First overnight away from home . . .

 Grandparents' Day was on the calendar again and I didn't see anything about it. In fact, I didn't realize they HAD a day until my first and second grade when grandkids dutifully made and sent notes about it. Now, they are long past such little art projects.
 But grandparents can be among the most treasured memories. Who baked the best sugar or molasses cookies? And let us have big spoons to scrape the mixing bowl? And had a big rocker by the kitchen window, so the youngest could listen to an old lullaby and watch the kittens outside at the same time? And who would carefully light the Aladdin lamp, put down his pipe and read to us? Or bait the hooks on the fishing poles and brag on the fish his grandkids sometimes managed to be still long enough to catch?  Or walk slowly, so as to share the bugs, worms, butterflies, turtles and everything else in the fields, hills and woods? Or stop everytime there was an interesting window in town, especially the drugstore with the ice cream in choices?
 It's been a long stretch through the years since I begged to stay when it was going home time after a family birthday gathering for my granddad and me. I did not want to leave, and my mama and daddy had never left me before. Finally, they were reassured by the uncles, aunts, and grandparents that I could borrow clothes, go across the creek or down the bluff or through the fields to play with cousins and listen to my grandparents' new Victrola with the family records (like “The Preacher and the Bear.”) and the fiddlers who didn't play any better than my uncles. Or records with words and music I loved but didn't understand.  The voices and the strange, lovely music ran shivery chills down my back.
 Uncles, aunties and cousins promised picnics and gentle old mares to ride, the colts to pet and the old gander to avoid! I could go with them to pick wild strawberries and swing on the grapevines and maybe climb more trees.
 Well, as evening came and the sun was setting, I had trouble swallowing and home seemed so far away I thought I couldn't bear it, but knew I must. I cuddled in Grandmom's lap after supper and Granddaddy lit the Aladdin lamp to read to us.
 I was to sleep upstairs, and the other rooms were empty. I could hear the bull frogs and the others too. The whipporwills called back and forth; I thought each was trying to persuade the other to come. Far away, a hound bayed the moon and night birds joined in. A lone goat called sadly, caught in the wire fence with the others gone elsewhere. I cried for the little goat and listened to the big clock downstairs which even had a claendar and had been  in some big flood in St. Louis.
 Morning was much better.
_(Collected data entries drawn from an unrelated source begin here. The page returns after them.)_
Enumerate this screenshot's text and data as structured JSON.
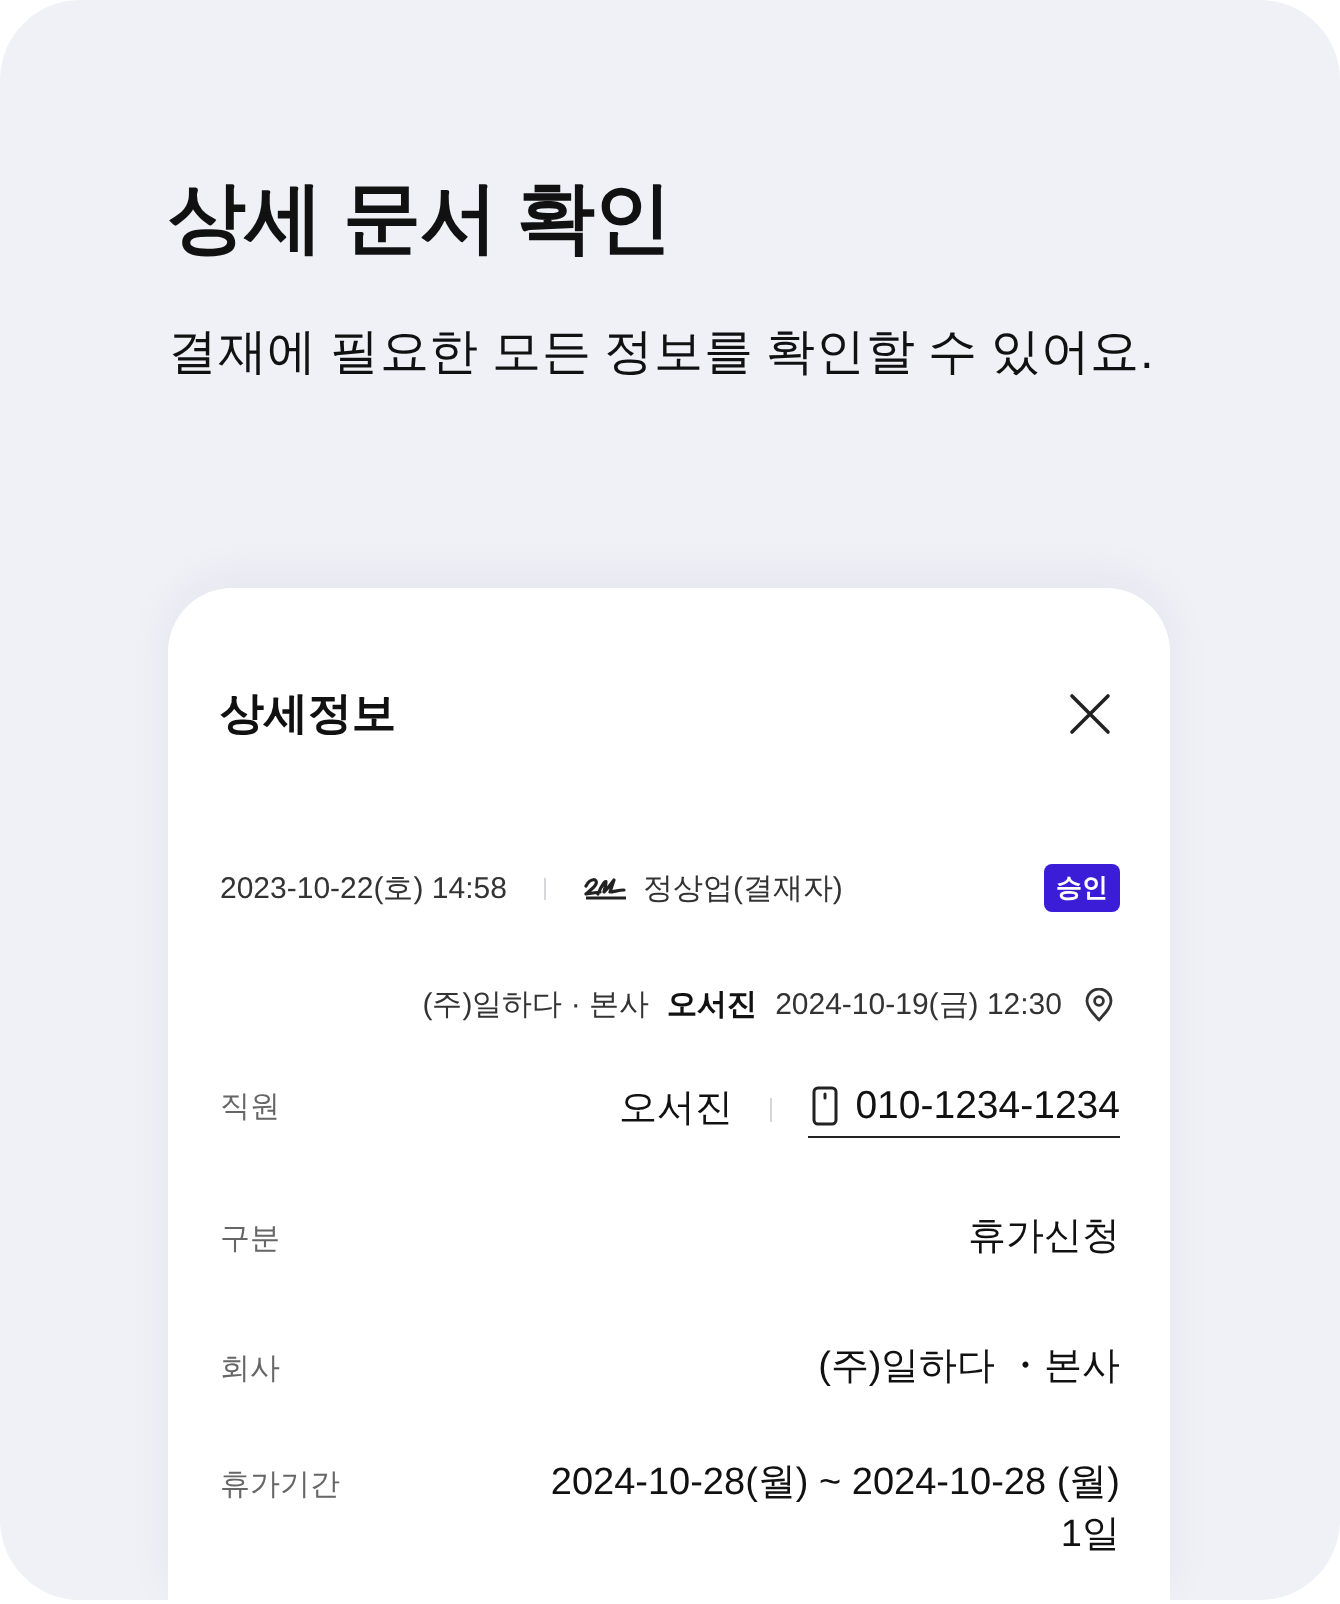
{
  "heading": {
    "title": "상세 문서 확인",
    "subtitle": "결재에 필요한 모든 정보를 확인할 수 있어요."
  },
  "detail_panel": {
    "title": "상세정보",
    "approval": {
      "datetime": "2023-10-22(호) 14:58",
      "approver": "정상업(결재자)",
      "status": "승인"
    },
    "request": {
      "company": "(주)일하다 · 본사",
      "name": "오서진",
      "datetime": "2024-10-19(금) 12:30"
    },
    "fields": [
      {
        "kind": "contact",
        "label": "직원",
        "value": "오서진",
        "phone": "010-1234-1234"
      },
      {
        "kind": "text",
        "label": "구분",
        "value": "휴가신청"
      },
      {
        "kind": "text",
        "label": "회사",
        "value": "(주)일하다 ・본사"
      },
      {
        "kind": "period",
        "label": "휴가기간",
        "value": "2024-10-28(월) ~ 2024-10-28 (월)",
        "duration": "1일"
      }
    ]
  }
}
I got to have what I was not allowed at home–buttered homemade bread, BUT with coffee, sugar and cream poured on top of it! I ate an egg and bacon so I could have a second helping of coffee.
 A second cousin who lived a little farther said she would meet me at the creek if I would come stay all night, so Grandmama put together a wardrobe for me,  and Granddad went with me through the woods to the meeting place.
 We cut paper dolls and clothes from the catalogues, and Aunt Lucy let us take chocolate cake to bed with us!  As if that wasn't enough, next day at noon I watched Uncle Hugo draw long, tall brown bottles from the well and ,when I asked what was in them, he said lemonade that could put some pounds on my skinny little body. He laughed, so I knew he was teasing. He was the baby of the three boys who finally all got to America and settled on adjoining land.
 While my granddad was slim and quiet and only waltzed my grandmama around the room the night there was a square dance at my uncle Richard's, great-uncle Hugo never missed a faster dance, nor any dance for that matter! 
 I think it was the third or fourth day when I said I really thought I should go home. Even with everything happening every day, I was homesick.
 Grandmama got on the party line and said if anyone was driving in to the county seat, would they take me along?  A third cousin by marriage said he was and he would.
 I missed some things young cousins had planned and I felt guilty when I kissed everyone good-bye, but I never had been so delighted to get in a car.
We chatted all the way, but I thought the car would never reach our house and I couldn't hug Mama enough!
 My paternal grandparents lived on the West coast, and times were hard. But I have letters from my granddad, some with poetry he scribbled, and Grandmama once sent me a little beaded purse, just right for a little girl. Letters went back and forth from the time Mama helped me print them.
 Grandparents have a difficult job; they must keep quiet and never say anything when parents make bad decisions. And sometimes that is quite difficult.
 But they are necessary for every youngster to have a good stock of memories to take along in growing up and beginning the rest of what life is really all about.